Anche per chi si rifugia dentro l’azzurro, lontano dal consorzio umano, rimane qualcosa di irrisolto e di tragico. Mallarmé che pure ha cantato i fauni, le ninfe e i boschi di una mitica classicità, non ha mai trovato tra gli alberi quella serenità così cara a Teocrito e Virgilio, magari velata di una lieve malinconia. La modernità irrompe nell’Arcadia e la trasforma: l’oscurità, il tedio e il dolore sono una compagnia che mai ci abbandona e dalla quale non ci può proteggere neppure la radura più remota e riparata.
Dunque, nella diversità enorme delle percezioni e degli esiti, un elemento accomuna tutti questi autori: essere contro. A che cosa si è contro? Alla società, certo, ma soprattutto al destino di finitudine e di dolore che attende ogni uomo. Si può tentare di annegare questo sentimento nel bere e nel sesso come fa Verlaine:

“Bevi per dimenticare!
L’acquavite è una tipa che porta la luna
nel suo grembiule.”

Autori minori hanno individuato forme e temi che sono stati poi ripresi da altri che hanno raggiunto una fama universale:

“Ed è così che, dinnanzi ad un fuoco di sterpaglie, facevano combutta un Procuratore del Parlamento, che correva la cavallina, e i guasconi del corpo di guardia, che tutti seri contavano le bravate dei loro malconci archibugi.”

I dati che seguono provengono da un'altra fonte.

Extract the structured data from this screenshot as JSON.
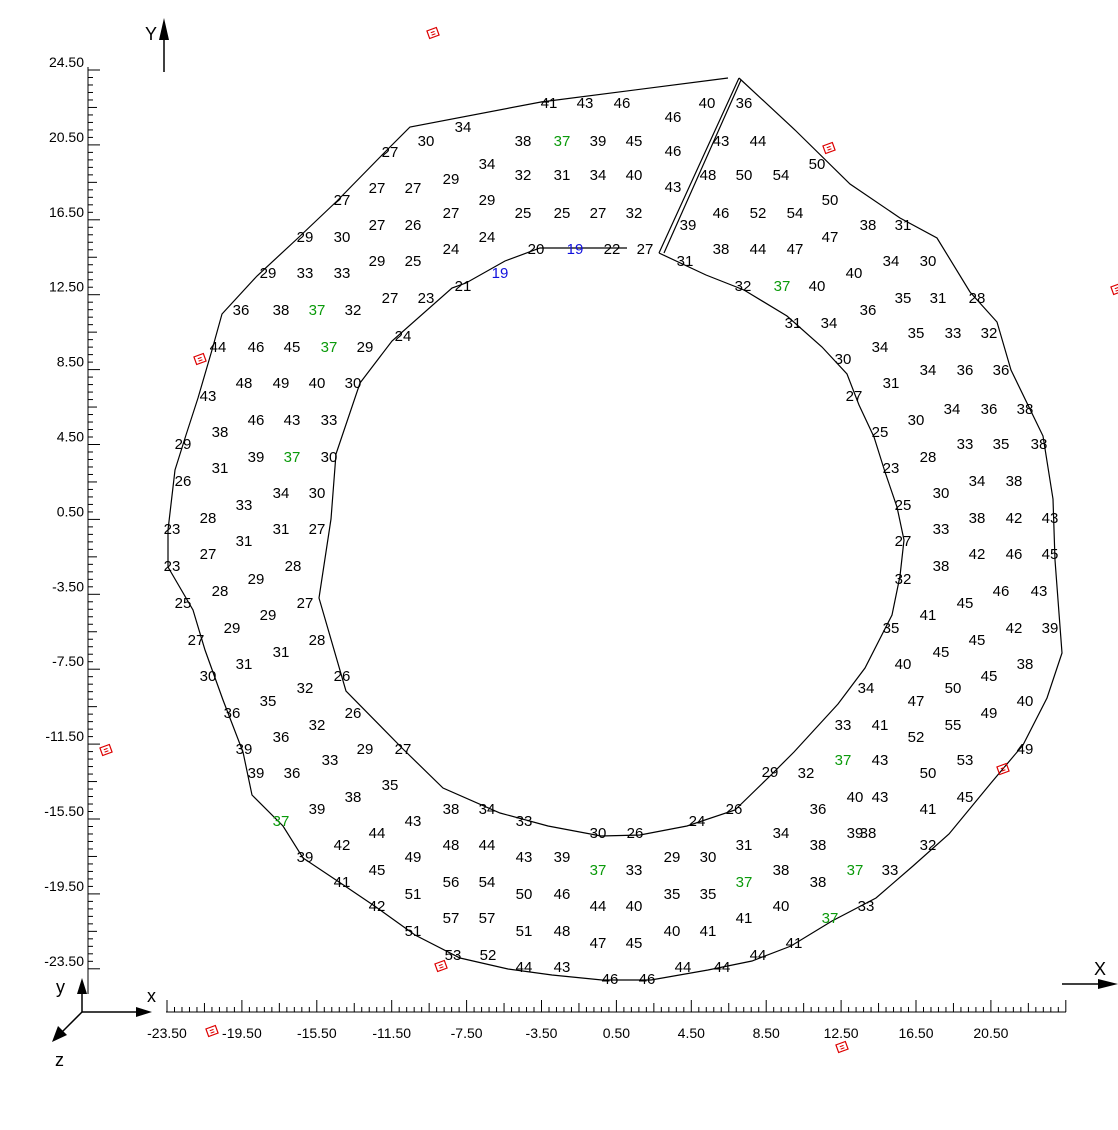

Baudelaire ammise di avere avuto da questi testi di Aloysius Bertrand lo spunto per i suoi Petits poèmes en prose. Notiamo certo la differenza fra il discorso molto più sociale e “quotidiano” di Bertrand e la dimensione universale di Baudelaire. Si potrebbe dire, almeno a grosse linee, che i minori preferiscono un terreno più quotidiano e “civile” mentre i maggiori insistono di più sulla condizione umana in quanto tale, sulla difficoltà di convivere con sé e con l’altro che nessuna forma di organizzazione sociale può inficiare in profondità.

Da questo libro si ricava un altro elemento di fondo: l’essere contro è stata una costante tra le più importanti della poesia francese ottocentesca. Non è un caso che milioni di adolescenti, ma anche persone di tutte le età, abbiano letto con entusiasmo, magari anche con una dose di conformismo, quei “maledetti” divenuti, probabilmente, i poeti più noti al mondo. Davico Bonino, in questo testo, ha sbaragliato ogni conformismo con un discorso preciso dove i Baudelaire, i Rimbaud e i Verlaine vivono sì, nella loro assoluta e irripetibile unicità, ma nello stesso tempo fanno parte di un paesaggio poetico di cui anche i “minori” sono elemento fondamentale.